The IoT raises many challenges related to its very large scale and high dynamicity, as well as the great heterogeneity of the data and systems involved (e.g., powerful versus resource-constrained devices, mobile versus fixed devices, continuously-powered versus battery-powered devices, etc.). These challenges require new systems and techniques for developing applications that are able to: (i) collect data from the numerous data sources of the IoT, and (ii) interact both with the environment using the actuators and with the users using dedicated GUIs. Given the huge volume of data continuously being produced by sensors (measurements and events), we must consider: (i) data streams as the reference data model for the IoT and, (ii) continuous processing as the reference computation model for processing these data streams. Moreover, knowing that privacy preservation and energy consumption are increasingly critical concerns, we claim that all the Things should be autonomous and work together in restricted areas as close as possible to the users rather than systematically shifting the computation logic into powerful servers or into the cloud.

Toward that goal, we have been developing Dioptase [3] , a service-oriented middleware for the IoT, which aims to integrate the Things and their streams into today's Web by presenting sensors and actuators as Web services. The research work around the Dioptase middleware consists in designing new service-oriented architectures where services continuously process data streams instead of finite datasets. In this context, new composition mechanisms are investigated in order to provide a way to describe complex fully-distributed stream-based tasks and to deploy them dynamically, at any time, as task graphs, over available Things of the network, including resource-constrained ones. To this end, Dioptase enables task graphs to be composed of Thing-specific tasks (directly implemented on the Thing) and dynamic tasks that communicate using data streams. Dynamic tasks are then described in a lightweight DSL, called DiSPL, which is directly interpreted by the middleware and provides specific primitives to manipulate data streams.
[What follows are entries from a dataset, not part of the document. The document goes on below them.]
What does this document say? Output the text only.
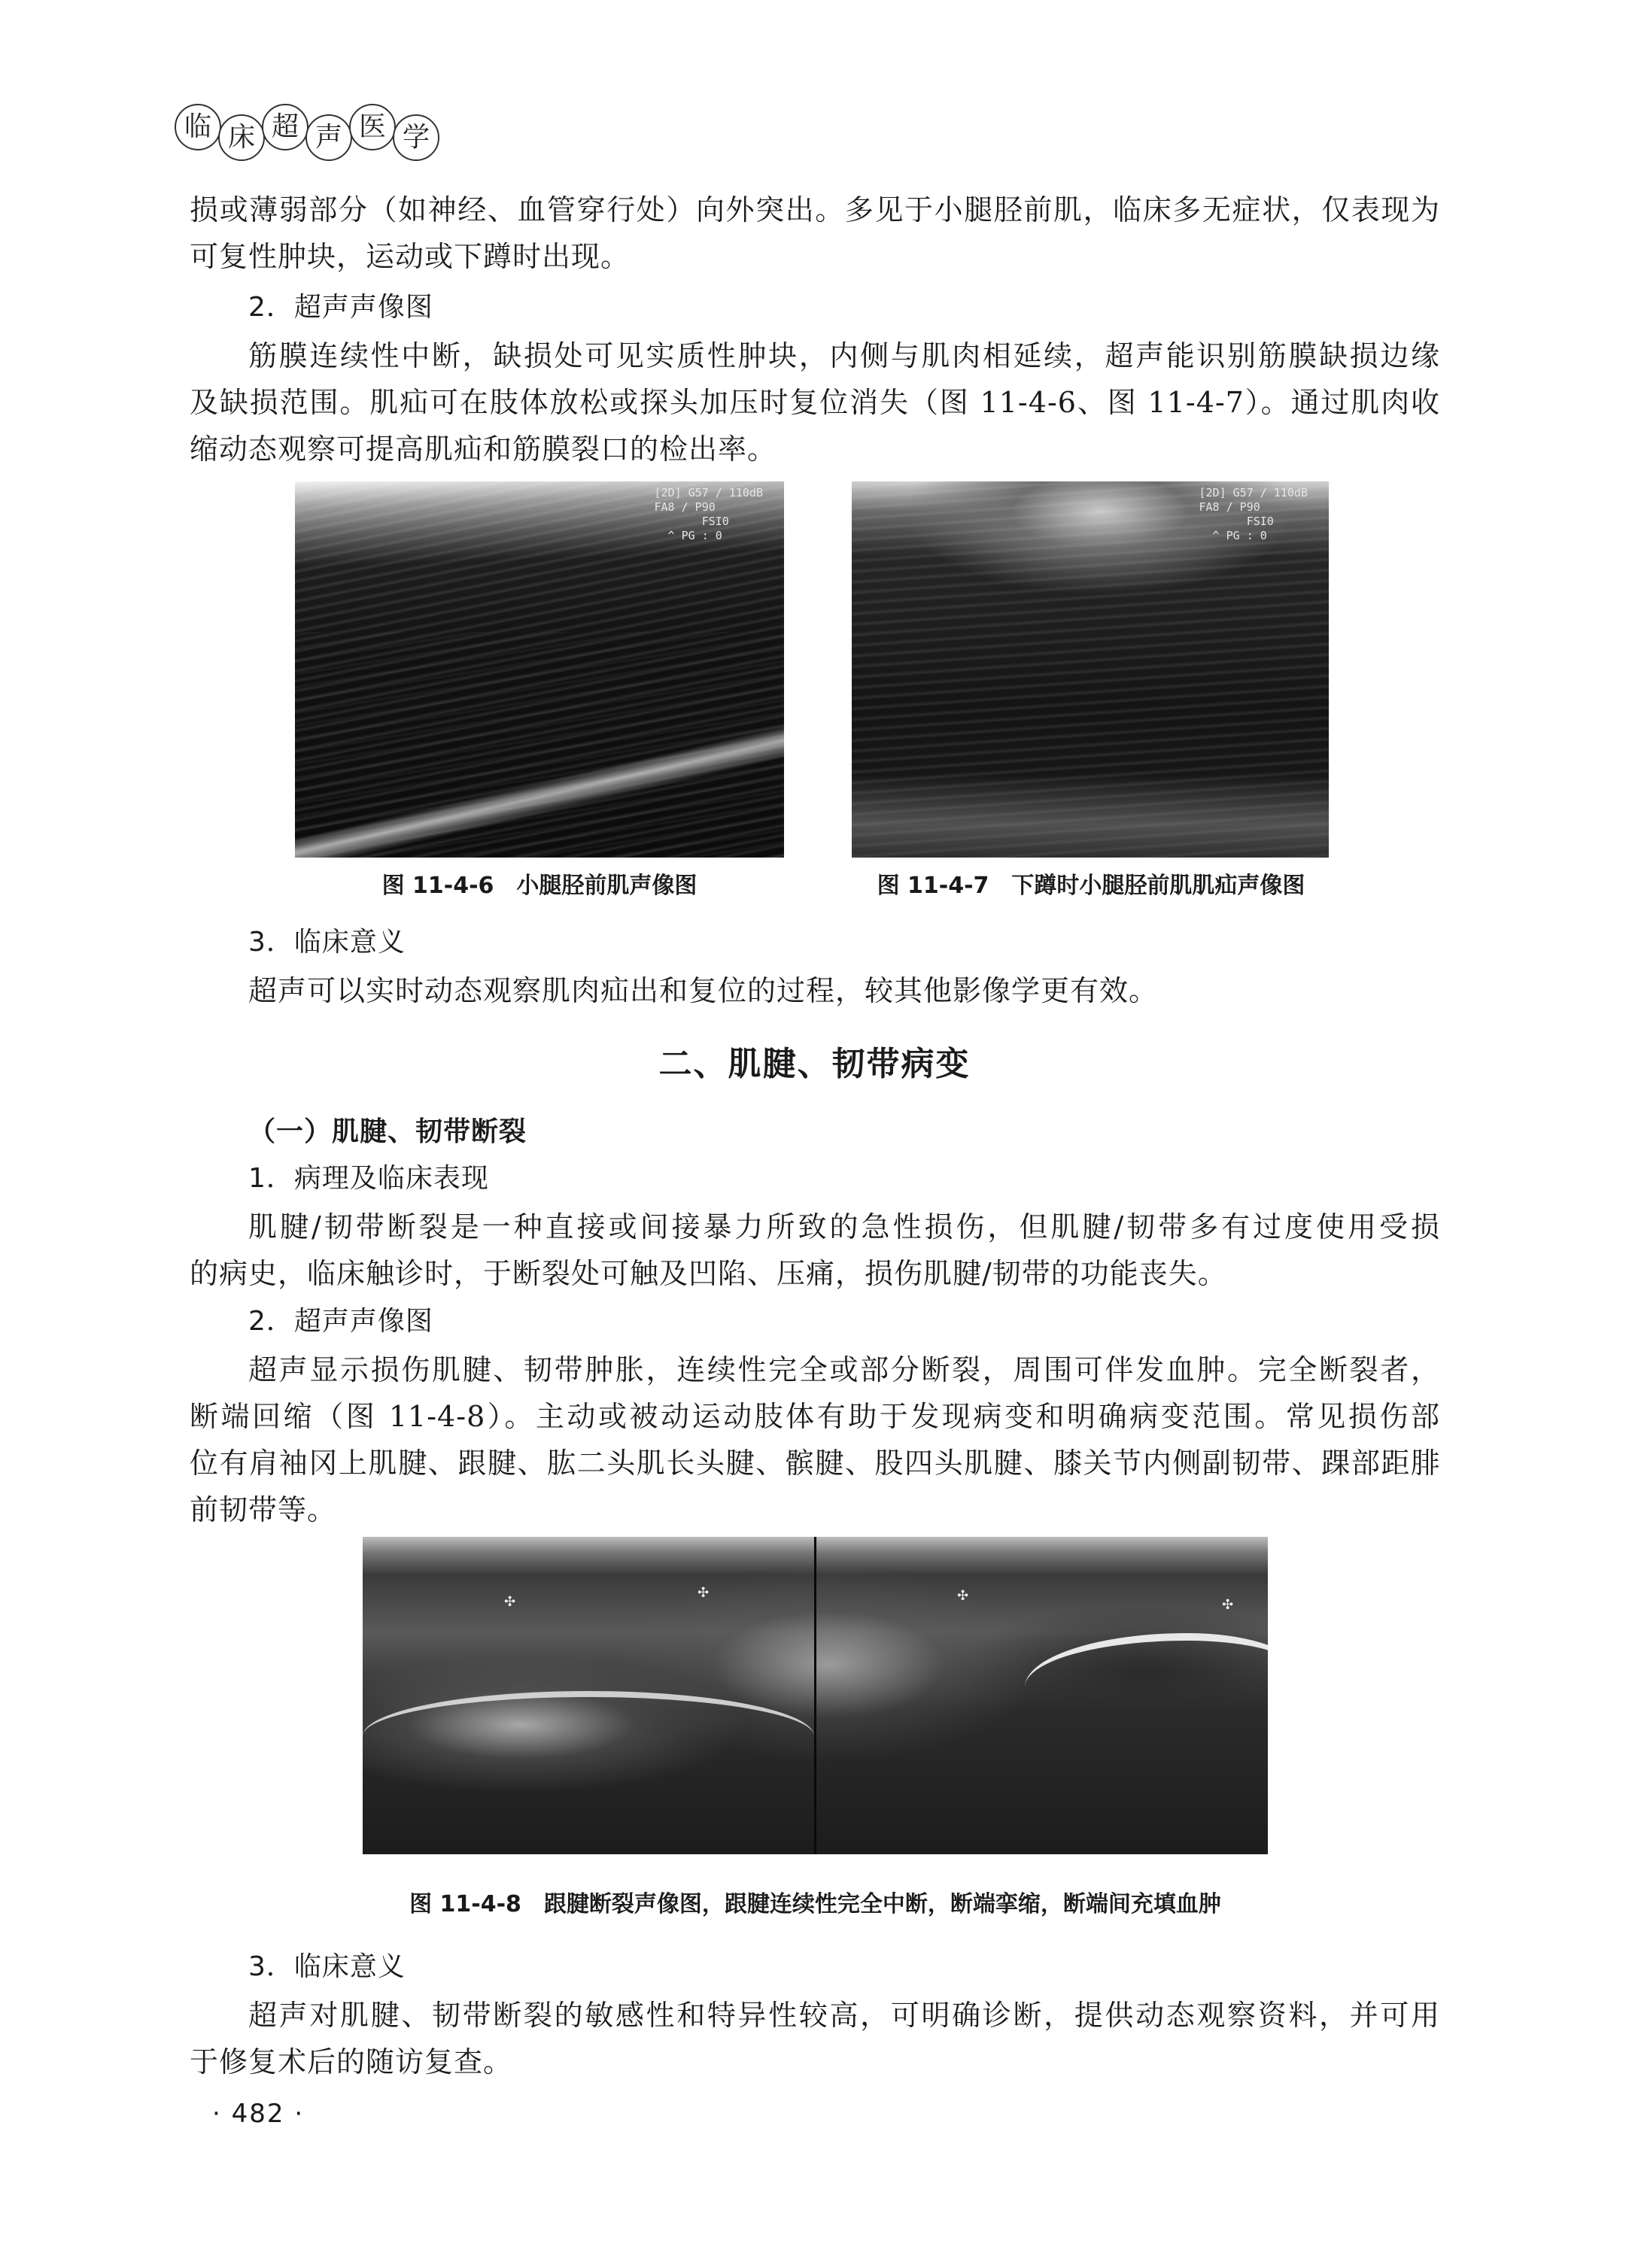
临 床 超 声 医 学
损或薄弱部分（如神经、血管穿行处）向外突出。多见于小腿胫前肌，临床多无症状，仅表现为
可复性肿块，运动或下蹲时出现。
2．超声声像图
筋膜连续性中断，缺损处可见实质性肿块，内侧与肌肉相延续，超声能识别筋膜缺损边缘
及缺损范围。肌疝可在肢体放松或探头加压时复位消失（图 11-4-6、图 11-4-7）。通过肌肉收
缩动态观察可提高肌疝和筋膜裂口的检出率。
[2D] G57 / 110dB
FA8 / P90
FSI0
^ PG : 0
图 11-4-6　小腿胫前肌声像图
[2D] G57 / 110dB
FA8 / P90
FSI0
^ PG : 0
图 11-4-7　下蹲时小腿胫前肌肌疝声像图
3．临床意义
超声可以实时动态观察肌肉疝出和复位的过程，较其他影像学更有效。
二、肌腱、韧带病变
（一）肌腱、韧带断裂
1．病理及临床表现
肌腱/韧带断裂是一种直接或间接暴力所致的急性损伤，但肌腱/韧带多有过度使用受损
的病史，临床触诊时，于断裂处可触及凹陷、压痛，损伤肌腱/韧带的功能丧失。
2．超声声像图
超声显示损伤肌腱、韧带肿胀，连续性完全或部分断裂，周围可伴发血肿。完全断裂者，
断端回缩（图 11-4-8）。主动或被动运动肢体有助于发现病变和明确病变范围。常见损伤部
位有肩袖冈上肌腱、跟腱、肱二头肌长头腱、髌腱、股四头肌腱、膝关节内侧副韧带、踝部距腓
前韧带等。
✣
✣	✣
✣
图 11-4-8　跟腱断裂声像图，跟腱连续性完全中断，断端挛缩，断端间充填血肿
3．临床意义
超声对肌腱、韧带断裂的敏感性和特异性较高，可明确诊断，提供动态观察资料，并可用
于修复术后的随访复查。
· 482 ·
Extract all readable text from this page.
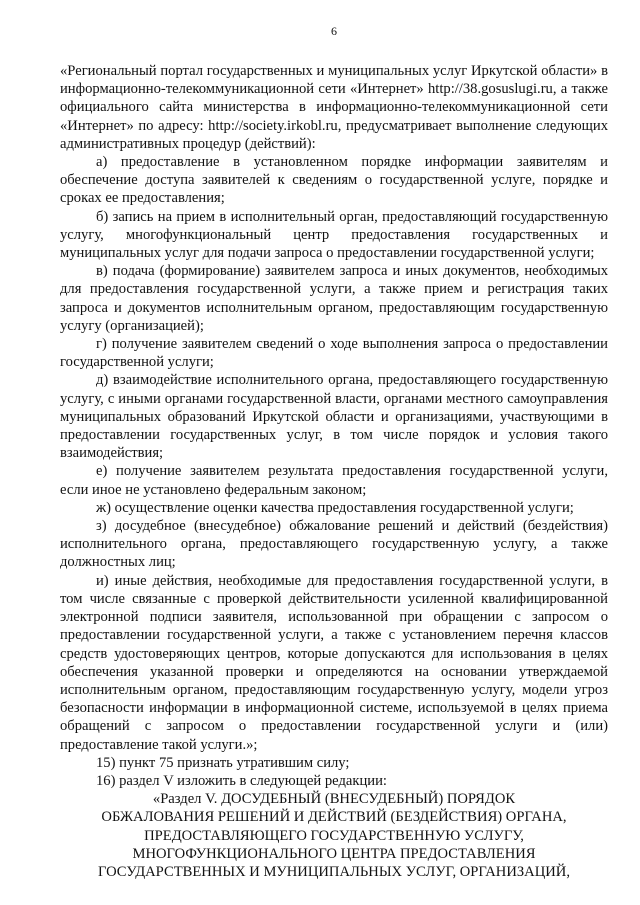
6

«Региональный портал государственных и муниципальных услуг Иркутской области» в информационно-телекоммуникационной сети «Интернет» http://38.gosuslugi.ru, а также официального сайта министерства в информационно-телекоммуникационной сети «Интернет» по адресу: http://society.irkobl.ru, предусматривает выполнение следующих административных процедур (действий):

а) предоставление в установленном порядке информации заявителям и обеспечение доступа заявителей к сведениям о государственной услуге, порядке и сроках ее предоставления;

б) запись на прием в исполнительный орган, предоставляющий государственную услугу, многофункциональный центр предоставления государственных и муниципальных услуг для подачи запроса о предоставлении государственной услуги;

в) подача (формирование) заявителем запроса и иных документов, необходимых для предоставления государственной услуги, а также прием и регистрация таких запроса и документов исполнительным органом, предоставляющим государственную услугу (организацией);

г) получение заявителем сведений о ходе выполнения запроса о предоставлении государственной услуги;

д) взаимодействие исполнительного органа, предоставляющего государственную услугу, с иными органами государственной власти, органами местного самоуправления муниципальных образований Иркутской области и организациями, участвующими в предоставлении государственных услуг, в том числе порядок и условия такого взаимодействия;

е) получение заявителем результата предоставления государственной услуги, если иное не установлено федеральным законом;

ж) осуществление оценки качества предоставления государственной услуги;

з) досудебное (внесудебное) обжалование решений и действий (бездействия) исполнительного органа, предоставляющего государственную услугу, а также должностных лиц;

и) иные действия, необходимые для предоставления государственной услуги, в том числе связанные с проверкой действительности усиленной квалифицированной электронной подписи заявителя, использованной при обращении с запросом о предоставлении государственной услуги, а также с установлением перечня классов средств удостоверяющих центров, которые допускаются для использования в целях обеспечения указанной проверки и определяются на основании утверждаемой исполнительным органом, предоставляющим государственную услугу, модели угроз безопасности информации в информационной системе, используемой в целях приема обращений с запросом о предоставлении государственной услуги и (или) предоставление такой услуги.»;

15) пункт 75 признать утратившим силу;

16) раздел V изложить в следующей редакции:

«Раздел V. ДОСУДЕБНЫЙ (ВНЕСУДЕБНЫЙ) ПОРЯДОК

ОБЖАЛОВАНИЯ РЕШЕНИЙ И ДЕЙСТВИЙ (БЕЗДЕЙСТВИЯ) ОРГАНА,

ПРЕДОСТАВЛЯЮЩЕГО ГОСУДАРСТВЕННУЮ УСЛУГУ,

МНОГОФУНКЦИОНАЛЬНОГО ЦЕНТРА ПРЕДОСТАВЛЕНИЯ

ГОСУДАРСТВЕННЫХ И МУНИЦИПАЛЬНЫХ УСЛУГ, ОРГАНИЗАЦИЙ,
As part of the design of such composition mechanisms, we have been investigating the problem of task mapping and automated deployment, which basically consists of mapping a set of tasks onto a set of nodes. Given the specific challenges introduced by the IoT, we worked on a new formalization of the task mapping problem that captures the varying consumption of resources and various constraints (location, capabilities, QoS) in order to compute a mapping that guarantees the lifetime of the concurrent tasks inside the network and the fair allocation of tasks among the nodes (load balancing). This formalization, called Task Graph to Concrete Actions (TGCA) [19] , results in a binary programming problem for which we provide an efficient heuristic that allows its resolution in polynomial time. Our experiments show that our heuristic: (i) gives solutions that are close to optimal, and (ii) can be implemented on reasonably powerful Things and performed directly within the network without requiring any centralized infrastructure.